Friday, June 22, 2012


California's Sun Worshipers

How to add $2,300 to the cost of a home.    WSJ.com  6/22/12

Except for the richer neighborhoods, California's housing market remains depressed. So naturally the state's regulators want to make homes even less affordable.
The California Energy Commission recently mandated new energy efficiency standards starting in 2014, including a rule that all new homes have roofs equipped for solar paneling. The panels are still optional—for now.
Other highlights: Ceiling fans, hot water pipes, air conditioning units and even the sunlight exposure from windows will now be regulated. Lighting systems must be controlled by sensors, roofs must be slanted in the right direction to have full access to the sun, and sunlight must not be impeded by chimneys and skylights. This is a full employment act for building inspectors, not builders.
The new rules will increase the average construction cost of a new California home by an estimated $2,300—at a time when too few homes are being built in California. Between 2007 and 2011 home values in the state slumped by slightly less than half, down 46.7%. The mortgage default rate in the Golden State earlier this year was the second highest in the nation, and the state boasts nine of the 10 cities with the highest foreclosure rates, led by Stockton, Modesto and Riverside.
The Commission says not to worry about the extra costs because the new rules will reduce energy use by 25% and save homeowners money on the houses they increasingly can't afford to buy. "This will be great for everybody who buys a house and wants to put solar on the roof," Commissioner Karen Douglas said.
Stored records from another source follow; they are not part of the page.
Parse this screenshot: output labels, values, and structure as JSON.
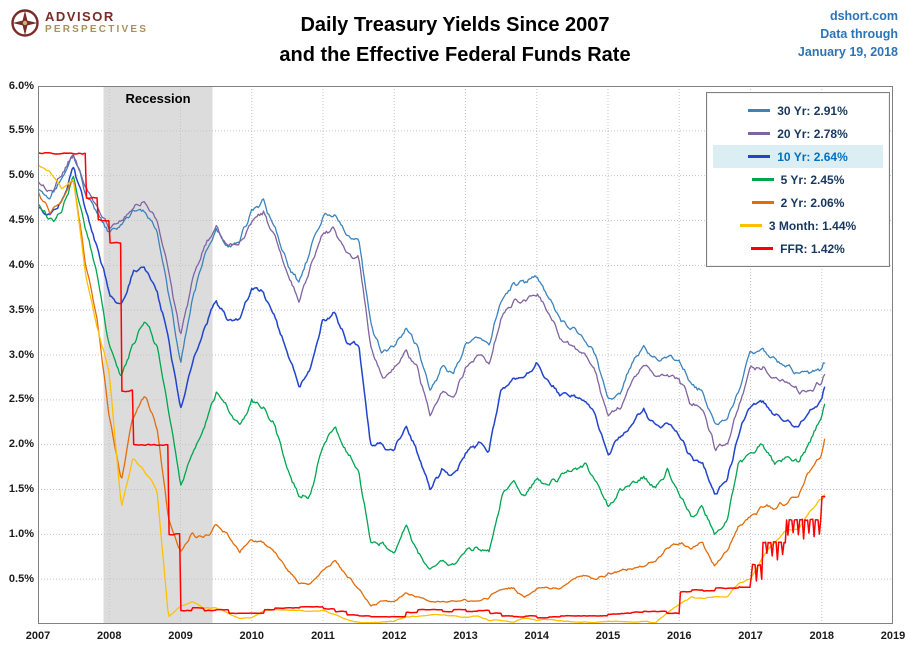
{
  "header": {
    "logo_line1": "ADVISOR",
    "logo_line2": "PERSPECTIVES",
    "title_line1": "Daily Treasury Yields Since 2007",
    "title_line2": "and the Effective Federal Funds Rate",
    "source_site": "dshort.com",
    "source_label": "Data through",
    "source_date": "January 19, 2018"
  },
  "chart_data": {
    "type": "line",
    "title": "Daily Treasury Yields Since 2007 and the Effective Federal Funds Rate",
    "xlim": [
      2007,
      2019
    ],
    "ylim": [
      0,
      6
    ],
    "grid": true,
    "legend_position": "top-right",
    "legend_text_color": "#17375e",
    "recession": {
      "label": "Recession",
      "start": 2007.92,
      "end": 2009.45
    },
    "highlight": {
      "series": "10 Yr",
      "bg": "#daeef3",
      "text": "#0070c0"
    },
    "y_ticks": [
      {
        "v": 6.0,
        "label": "6.0%"
      },
      {
        "v": 5.5,
        "label": "5.5%"
      },
      {
        "v": 5.0,
        "label": "5.0%"
      },
      {
        "v": 4.5,
        "label": "4.5%"
      },
      {
        "v": 4.0,
        "label": "4.0%"
      },
      {
        "v": 3.5,
        "label": "3.5%"
      },
      {
        "v": 3.0,
        "label": "3.0%"
      },
      {
        "v": 2.5,
        "label": "2.5%"
      },
      {
        "v": 2.0,
        "label": "2.0%"
      },
      {
        "v": 1.5,
        "label": "1.5%"
      },
      {
        "v": 1.0,
        "label": "1.0%"
      },
      {
        "v": 0.5,
        "label": "0.5%"
      }
    ],
    "x_ticks": [
      {
        "v": 2007,
        "label": "2007"
      },
      {
        "v": 2008,
        "label": "2008"
      },
      {
        "v": 2009,
        "label": "2009"
      },
      {
        "v": 2010,
        "label": "2010"
      },
      {
        "v": 2011,
        "label": "2011"
      },
      {
        "v": 2012,
        "label": "2012"
      },
      {
        "v": 2013,
        "label": "2013"
      },
      {
        "v": 2014,
        "label": "2014"
      },
      {
        "v": 2015,
        "label": "2015"
      },
      {
        "v": 2016,
        "label": "2016"
      },
      {
        "v": 2017,
        "label": "2017"
      },
      {
        "v": 2018,
        "label": "2018"
      },
      {
        "v": 2019,
        "label": "2019"
      }
    ],
    "x": [
      2007.0,
      2007.17,
      2007.33,
      2007.5,
      2007.67,
      2007.83,
      2008.0,
      2008.17,
      2008.33,
      2008.5,
      2008.67,
      2008.83,
      2009.0,
      2009.17,
      2009.33,
      2009.5,
      2009.67,
      2009.83,
      2010.0,
      2010.17,
      2010.33,
      2010.5,
      2010.67,
      2010.83,
      2011.0,
      2011.17,
      2011.33,
      2011.5,
      2011.67,
      2011.83,
      2012.0,
      2012.17,
      2012.33,
      2012.5,
      2012.67,
      2012.83,
      2013.0,
      2013.17,
      2013.33,
      2013.5,
      2013.67,
      2013.83,
      2014.0,
      2014.17,
      2014.33,
      2014.5,
      2014.67,
      2014.83,
      2015.0,
      2015.17,
      2015.33,
      2015.5,
      2015.67,
      2015.83,
      2016.0,
      2016.17,
      2016.33,
      2016.5,
      2016.67,
      2016.83,
      2017.0,
      2017.17,
      2017.33,
      2017.5,
      2017.67,
      2017.83,
      2018.0,
      2018.04
    ],
    "series": [
      {
        "name": "30 Yr",
        "legend_label": "30 Yr: 2.91%",
        "last_value": 2.91,
        "color": "#3b83bd",
        "values": [
          4.85,
          4.75,
          4.95,
          5.25,
          4.8,
          4.6,
          4.35,
          4.45,
          4.6,
          4.6,
          4.4,
          3.7,
          2.9,
          3.65,
          4.1,
          4.4,
          4.2,
          4.3,
          4.6,
          4.7,
          4.4,
          4.0,
          3.8,
          4.2,
          4.55,
          4.55,
          4.35,
          4.3,
          3.35,
          3.0,
          3.1,
          3.3,
          3.1,
          2.6,
          2.85,
          2.8,
          3.1,
          3.2,
          3.1,
          3.6,
          3.8,
          3.8,
          3.9,
          3.65,
          3.4,
          3.3,
          3.2,
          3.0,
          2.5,
          2.6,
          2.9,
          3.1,
          2.95,
          3.0,
          2.95,
          2.65,
          2.6,
          2.2,
          2.28,
          2.6,
          3.05,
          3.05,
          2.95,
          2.9,
          2.8,
          2.8,
          2.85,
          2.91
        ]
      },
      {
        "name": "20 Yr",
        "legend_label": "20 Yr: 2.78%",
        "last_value": 2.78,
        "color": "#8064a2",
        "values": [
          4.9,
          4.8,
          5.0,
          5.25,
          4.85,
          4.65,
          4.4,
          4.5,
          4.65,
          4.7,
          4.5,
          3.95,
          3.2,
          3.85,
          4.2,
          4.4,
          4.2,
          4.25,
          4.5,
          4.6,
          4.3,
          3.9,
          3.6,
          4.0,
          4.35,
          4.4,
          4.15,
          4.1,
          3.1,
          2.75,
          2.85,
          3.05,
          2.85,
          2.35,
          2.6,
          2.55,
          2.85,
          3.0,
          2.9,
          3.4,
          3.6,
          3.6,
          3.7,
          3.45,
          3.2,
          3.1,
          3.0,
          2.8,
          2.3,
          2.4,
          2.7,
          2.9,
          2.75,
          2.8,
          2.75,
          2.45,
          2.4,
          1.95,
          2.02,
          2.4,
          2.85,
          2.85,
          2.75,
          2.7,
          2.6,
          2.6,
          2.7,
          2.78
        ]
      },
      {
        "name": "10 Yr",
        "legend_label": "10 Yr: 2.64%",
        "last_value": 2.64,
        "color": "#2244cc",
        "values": [
          4.65,
          4.55,
          4.7,
          5.1,
          4.6,
          4.2,
          3.7,
          3.55,
          3.9,
          4.0,
          3.7,
          3.2,
          2.4,
          2.9,
          3.3,
          3.6,
          3.4,
          3.4,
          3.75,
          3.7,
          3.4,
          3.0,
          2.65,
          2.85,
          3.4,
          3.45,
          3.15,
          3.1,
          2.0,
          2.0,
          1.95,
          2.2,
          1.9,
          1.5,
          1.7,
          1.65,
          1.9,
          2.0,
          1.95,
          2.6,
          2.75,
          2.75,
          2.9,
          2.7,
          2.55,
          2.55,
          2.5,
          2.3,
          1.9,
          2.1,
          2.2,
          2.4,
          2.2,
          2.25,
          2.1,
          1.85,
          1.8,
          1.45,
          1.6,
          2.1,
          2.45,
          2.5,
          2.3,
          2.3,
          2.2,
          2.35,
          2.5,
          2.64
        ]
      },
      {
        "name": "5 Yr",
        "legend_label": "5 Yr: 2.45%",
        "last_value": 2.45,
        "color": "#00a550",
        "values": [
          4.7,
          4.5,
          4.6,
          5.0,
          4.4,
          3.9,
          3.1,
          2.75,
          3.1,
          3.4,
          3.1,
          2.4,
          1.55,
          1.9,
          2.2,
          2.6,
          2.4,
          2.2,
          2.5,
          2.4,
          2.2,
          1.75,
          1.4,
          1.45,
          2.0,
          2.2,
          1.9,
          1.7,
          0.9,
          0.9,
          0.8,
          1.1,
          0.8,
          0.6,
          0.7,
          0.65,
          0.8,
          0.85,
          0.8,
          1.4,
          1.6,
          1.4,
          1.65,
          1.55,
          1.65,
          1.7,
          1.8,
          1.6,
          1.3,
          1.5,
          1.55,
          1.65,
          1.5,
          1.7,
          1.45,
          1.2,
          1.3,
          1.0,
          1.15,
          1.8,
          1.9,
          2.0,
          1.8,
          1.85,
          1.8,
          2.05,
          2.3,
          2.45
        ]
      },
      {
        "name": "2 Yr",
        "legend_label": "2 Yr: 2.06%",
        "last_value": 2.06,
        "color": "#e36c0a",
        "values": [
          4.8,
          4.6,
          4.7,
          4.95,
          4.0,
          3.4,
          2.3,
          1.6,
          2.3,
          2.55,
          2.2,
          1.2,
          0.8,
          1.0,
          0.95,
          1.1,
          1.0,
          0.8,
          0.95,
          0.9,
          0.8,
          0.6,
          0.45,
          0.45,
          0.6,
          0.7,
          0.55,
          0.4,
          0.2,
          0.25,
          0.25,
          0.35,
          0.3,
          0.25,
          0.25,
          0.25,
          0.27,
          0.25,
          0.3,
          0.4,
          0.4,
          0.3,
          0.4,
          0.4,
          0.4,
          0.5,
          0.55,
          0.5,
          0.55,
          0.6,
          0.6,
          0.65,
          0.7,
          0.85,
          0.9,
          0.85,
          0.9,
          0.65,
          0.8,
          1.1,
          1.2,
          1.3,
          1.3,
          1.35,
          1.45,
          1.7,
          1.9,
          2.06
        ]
      },
      {
        "name": "3 Month",
        "legend_label": "3 Month: 1.44%",
        "last_value": 1.44,
        "color": "#ffc000",
        "values": [
          5.1,
          5.05,
          4.85,
          4.95,
          3.9,
          3.3,
          2.8,
          1.3,
          1.85,
          1.7,
          1.5,
          0.08,
          0.2,
          0.25,
          0.18,
          0.18,
          0.12,
          0.06,
          0.07,
          0.15,
          0.16,
          0.16,
          0.15,
          0.14,
          0.15,
          0.1,
          0.05,
          0.02,
          0.01,
          0.02,
          0.03,
          0.08,
          0.09,
          0.1,
          0.1,
          0.09,
          0.07,
          0.09,
          0.04,
          0.04,
          0.02,
          0.07,
          0.04,
          0.05,
          0.04,
          0.02,
          0.02,
          0.02,
          0.03,
          0.03,
          0.02,
          0.03,
          0.01,
          0.13,
          0.22,
          0.3,
          0.28,
          0.3,
          0.3,
          0.45,
          0.5,
          0.75,
          0.9,
          1.05,
          1.05,
          1.25,
          1.4,
          1.44
        ]
      },
      {
        "name": "FFR",
        "legend_label": "FFR: 1.42%",
        "last_value": 1.42,
        "color": "#ff0000",
        "step": true,
        "values": [
          5.25,
          5.25,
          5.25,
          5.25,
          4.75,
          4.5,
          4.25,
          2.6,
          2.0,
          2.0,
          2.0,
          1.0,
          0.15,
          0.18,
          0.15,
          0.16,
          0.12,
          0.12,
          0.12,
          0.16,
          0.18,
          0.18,
          0.19,
          0.19,
          0.17,
          0.14,
          0.1,
          0.09,
          0.08,
          0.08,
          0.08,
          0.13,
          0.16,
          0.16,
          0.14,
          0.16,
          0.14,
          0.15,
          0.12,
          0.09,
          0.08,
          0.09,
          0.07,
          0.08,
          0.09,
          0.09,
          0.09,
          0.09,
          0.11,
          0.12,
          0.13,
          0.14,
          0.14,
          0.12,
          0.36,
          0.38,
          0.37,
          0.4,
          0.4,
          0.41,
          0.66,
          0.91,
          0.91,
          1.16,
          1.16,
          1.16,
          1.42,
          1.42
        ]
      }
    ]
  }
}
But you'll still have to pay even if you don't want solar on the roof.
Like the Aztecs, California's politicians now so worship the sun and wind that they have made economic growth, job creation and now housing affordability an afterthought. This is one reason that the demographer Joel Kotkin says California is becoming a state mainly for the rich, who don't care about such costs, and the poor who depend on the government. Middle-class families who can do so are moving out.

1 comment:

  1. Never mind that the Energy Returned On Energy Invested for Solar and Wind is less than unity, and thus are unsustainable.

    Choices by the homeowner be damned; the Commission has spoken.